Path to prosecuting under the Building Act now clearer than ever

Do councils need a Judge’s permission to file charges under s 40 of the Building Act? And, can a person be convicted of an offence?

Rice Speir recently argued a precedent-setting case for Auckland Council, which answered these two questions. The case, which will be of interest to all councils, is available on our website here.

The issues for determination

The defendants had been charged by the council under s 40 of the Building Act in relation to renovations at an Epsom property. They argued that the council had made a mistake when filing the charges and asked the Court to throw them out on that basis. The issues were very technical and involved a “fruit salad” of sections and Acts that we won’t bore with you here. However, the essential questions were:

  • Does a council need a Judge’s permission (leave of the Court) to file charges under s 40 of the Building Act?
  • Can an offender be convicted if found guilty under s 40?

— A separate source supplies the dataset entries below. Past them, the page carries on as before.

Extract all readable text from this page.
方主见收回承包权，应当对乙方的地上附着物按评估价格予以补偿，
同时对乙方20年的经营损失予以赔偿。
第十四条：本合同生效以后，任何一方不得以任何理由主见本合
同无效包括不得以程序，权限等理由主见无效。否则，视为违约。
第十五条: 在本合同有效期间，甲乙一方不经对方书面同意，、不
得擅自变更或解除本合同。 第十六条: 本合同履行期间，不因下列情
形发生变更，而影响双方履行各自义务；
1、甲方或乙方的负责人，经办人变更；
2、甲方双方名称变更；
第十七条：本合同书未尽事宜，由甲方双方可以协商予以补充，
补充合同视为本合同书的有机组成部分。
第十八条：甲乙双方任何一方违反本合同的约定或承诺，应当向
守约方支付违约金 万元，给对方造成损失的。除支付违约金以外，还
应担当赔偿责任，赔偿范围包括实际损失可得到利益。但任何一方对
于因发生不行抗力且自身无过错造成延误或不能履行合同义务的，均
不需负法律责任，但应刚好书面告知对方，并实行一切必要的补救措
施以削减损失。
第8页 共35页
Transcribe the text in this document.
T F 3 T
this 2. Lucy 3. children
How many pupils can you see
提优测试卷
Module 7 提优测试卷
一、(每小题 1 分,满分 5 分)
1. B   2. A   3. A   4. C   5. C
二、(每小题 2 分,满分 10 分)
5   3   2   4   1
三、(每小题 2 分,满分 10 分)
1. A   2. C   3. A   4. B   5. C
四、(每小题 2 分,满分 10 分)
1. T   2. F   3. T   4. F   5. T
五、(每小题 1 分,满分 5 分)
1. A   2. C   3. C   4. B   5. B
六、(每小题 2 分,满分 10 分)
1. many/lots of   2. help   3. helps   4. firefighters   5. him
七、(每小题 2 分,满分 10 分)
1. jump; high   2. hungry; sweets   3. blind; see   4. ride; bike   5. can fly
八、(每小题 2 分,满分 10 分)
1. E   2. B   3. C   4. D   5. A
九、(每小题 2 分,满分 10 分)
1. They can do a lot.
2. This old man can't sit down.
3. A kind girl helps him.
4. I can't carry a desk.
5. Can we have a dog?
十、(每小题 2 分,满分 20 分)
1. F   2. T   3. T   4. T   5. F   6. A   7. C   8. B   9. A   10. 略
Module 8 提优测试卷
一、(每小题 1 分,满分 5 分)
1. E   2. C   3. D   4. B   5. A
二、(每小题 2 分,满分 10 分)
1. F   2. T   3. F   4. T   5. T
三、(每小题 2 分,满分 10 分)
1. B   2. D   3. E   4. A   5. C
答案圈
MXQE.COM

The answers to these two questions would determine whether or not the prosecution was correctly brought.

Does a council need a Judge’s permission to file charges under s 40 of the Building Act?

Referring to an old statute from 1957, the defendants’ lawyer argued that because s 40 of the Building Act is an “infringement offence”, a Judge’s permission (leave) is needed before a council can file charging documents. Because the council hadn’t in this case, the defendants’ lawyer asked the Judge to throw the charges out.

We defended the council’s actions and suggested that the Building Act creates its own, self-contained, infringement regime that gives councils two independent ways to enforce under s 40: either by issuing an infringement notice or by filing charges in Court.

Although the issue was novel in the context of the Building Act, the same point had arisen many years ago with the RMA. In fact, Down v R went all the way to our highest Court.

In the present case, the District Court agreed with us that the enforcement regime under the RMA and Building Act are essentially the same or at least have the same effect. In the Judge’s own words:

“The two statutory schemes in relation to infringement offences are sufficiently similar to support that approach, notwithstanding the difference between them and an offender against the RMA may be sentenced to imprisonment but an offender against the BA may not”.
– Judge David Kirkpatrick

The Court ultimately decided that the council got the procedure right and was not required to seek leave before filing the charges.

Can an offender be convicted under s 40 of the Building Act?

The defendants’ lawyer also suggested that because s 40 of the Building Act is an “infringement offence”, a person cannot be convicted if found guilty. He referenced s 375 of the Criminal Procedure Act in making this argument.

On behalf of the council, we noted that not only was that interpretation wrong, it would lead to an absurd result in that all of the convictions against people over the years for offending against the Building Act would have been wrongly entered.

The Judge made short work of this point and, agreeing with us, determined that because leave of the Court was not required to file charging documents, a defendant can be convicted if found guilty.

What this means for our council clients

Unlike in the RMA arena, very few cases have ever gone to Court for s 40 Building Act offending. This is a problem because there is not much guidance for councils to assist with enforcement decision making.

This is why this case is monumental. It answers a couple of key questions, removes uncertainty, and should give councils confidence about the way they prosecute under the Building Act moving forward.

Maximum penalties under the Building Act are set to rise and we can expect to see more cases come through the system in the coming years. This will push Courts to impose more significant penalties, resulting in genuine deterrence and fewer problems (and liability) for councils when things go wrong with building projects.

Well done Auckland Council. The path is now a bit clearer for our other council clients.